In response to Steve:
“Now you can get into a personal site and at most a smallish number of fan sites. Big deal.”
Big Deal indeed for those who run those sites should it be compromised. Unless there is a suitable message throttling mechanism in place, it may lead to a DoS attack and perhaps significant overage charges from one’s ISP.
You are absolutely correct in your comment that “all-comers” such as Google face the biggest issues.
The main point is that one should never be too self-assured of the security of one’s CAPTCHA method. There are plenty of methods that spammers can use to break a CAPTCHA, and any CAPTCHA that can be seen and analyzed by a person can be similarly analyzed by a computer…
A big question is: if we still wish proceed in using CAPTCHAs, how does one develop a CAPTCHA that is complicated - perhaps random - enough that a computer would have a difficult time with it without making it so complicated that it becomes an obstacle for a human?
Why not use better stalling/probationary techniques. 1 e-mail per day until enough long term users have not called your e-mail spam, then weed out the long term accounts that approve accounts later marked as spam senders.
x (probationary user) has sent you this e-mail is it spam? y/n
Sending the first 10 e-mails require captcha of various forms, failing any deletes the account. 20% success wouldn’t be good enough.
Any mass mailing activity in the first 30 days = deletion.

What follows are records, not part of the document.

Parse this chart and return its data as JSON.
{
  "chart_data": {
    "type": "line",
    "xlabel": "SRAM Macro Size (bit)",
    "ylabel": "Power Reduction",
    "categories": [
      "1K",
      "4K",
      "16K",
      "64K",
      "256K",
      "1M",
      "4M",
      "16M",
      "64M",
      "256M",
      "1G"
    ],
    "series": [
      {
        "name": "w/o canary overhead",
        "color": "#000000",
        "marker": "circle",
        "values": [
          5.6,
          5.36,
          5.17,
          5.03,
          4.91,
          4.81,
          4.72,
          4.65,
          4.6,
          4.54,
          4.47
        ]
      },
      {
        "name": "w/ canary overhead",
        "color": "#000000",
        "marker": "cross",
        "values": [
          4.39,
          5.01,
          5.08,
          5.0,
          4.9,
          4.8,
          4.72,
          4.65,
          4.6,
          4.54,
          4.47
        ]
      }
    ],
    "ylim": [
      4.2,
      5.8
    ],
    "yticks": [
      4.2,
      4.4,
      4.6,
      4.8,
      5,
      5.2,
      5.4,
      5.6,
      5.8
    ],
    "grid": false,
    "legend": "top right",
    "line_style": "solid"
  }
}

Have people prove their nationality by finding the bad grammar in a story, then monitor how many e-mails are sent to countries not speaking that native language. (oh noes, you may needs grammar to sends males to the internets - wouldn’t that be a bonus.)
But basically, just continue to imagine new tricks that computers haven’t been programmed to defeat yet, and cycle through them randomly. Then when one technique is defeated, remove it from the rotation and add 2 more unsolved techniques. Eventually you’ll have a collection of 100’s or 1000’s of tricks to be solved and solving any one of them will have a very low rate of return.

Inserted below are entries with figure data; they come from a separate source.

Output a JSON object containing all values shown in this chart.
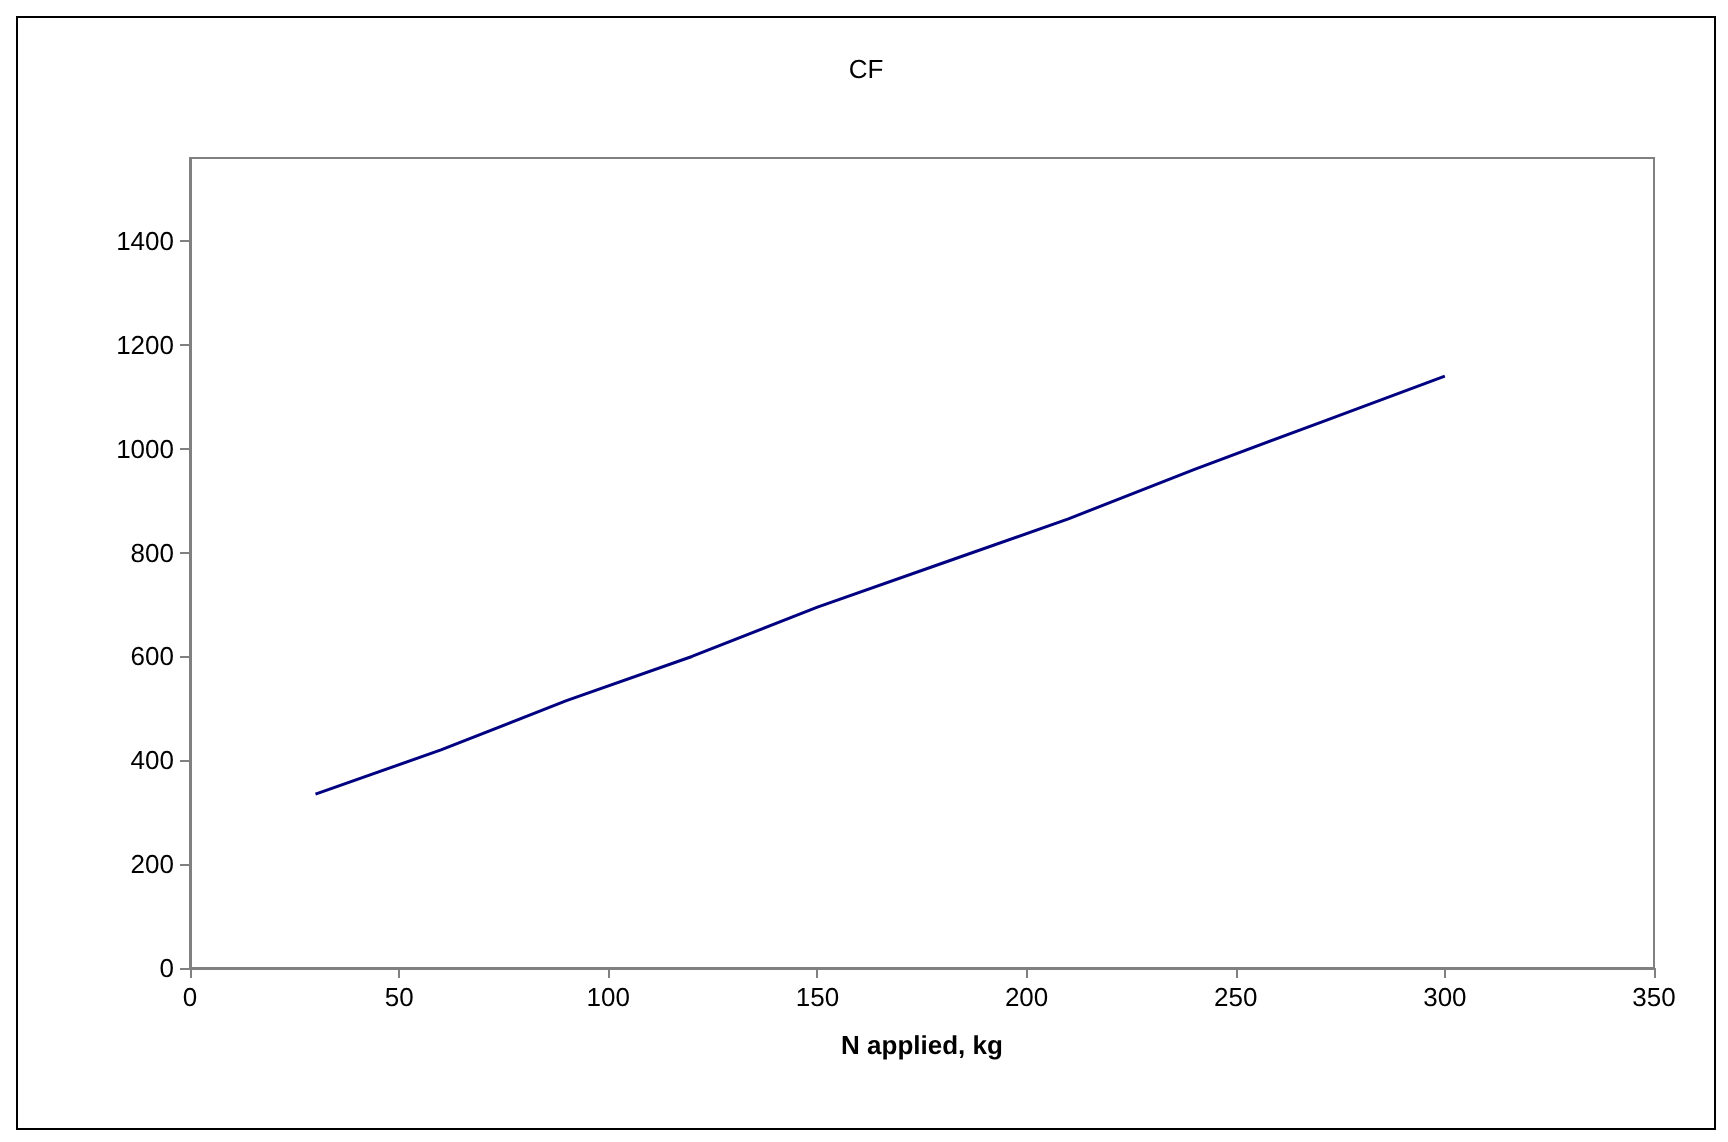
{
  "chart_data": {
    "type": "line",
    "title": "CF",
    "xlabel": "N applied, kg",
    "series": [
      {
        "color": "#000080",
        "x": [
          30,
          60,
          90,
          120,
          150,
          180,
          210,
          240,
          270,
          300
        ],
        "values": [
          335,
          420,
          515,
          600,
          695,
          780,
          865,
          960,
          1050,
          1140
        ]
      }
    ],
    "xlim": [
      0,
      350
    ],
    "xticks": [
      0,
      50,
      100,
      150,
      200,
      250,
      300,
      350
    ],
    "ylim": [
      0,
      1560
    ],
    "yticks": [
      0,
      200,
      400,
      600,
      800,
      1000,
      1200,
      1400
    ],
    "grid": false,
    "marker": "none",
    "line_style": "solid"
  }
}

I see two keys below the F on mine… neither of which is the one key below the F on a Dvorak… also, it is not necessarily the case that everyone can receive cellphone texts…
“You have to remember that 50% of the world’s population has a lower than average IQ (obviously). It’s a bit cruel asking them to answer even the simplest of questions.”
Umm, you mean 50% of the world’s population has a lower than MEDIAN IQ. Guess we know which half you’re in… wokka wokka.
When Littlefoot’s mother died in the origional ‘Land Before Time,’ did you feel sad?
( ) Yes
( ) No
(Bots: No lying)
Joking aside, any solution should address human spamfarms. Like a, “What’s the name of this site?” or “What color is this site’s background? Yellow, white, or blue?” where multiple choice is not radio buttons, but a text field, and the question asks something about the context that’d be removed in a spamfarm.
The problem is that for something like Google or Hotmail, the site’s too well known and the reward for cracking is too high for most captchas, including context-based questions, to be effective.
Also, what would we call a CAPTCHA that is meant to thwart human spammers?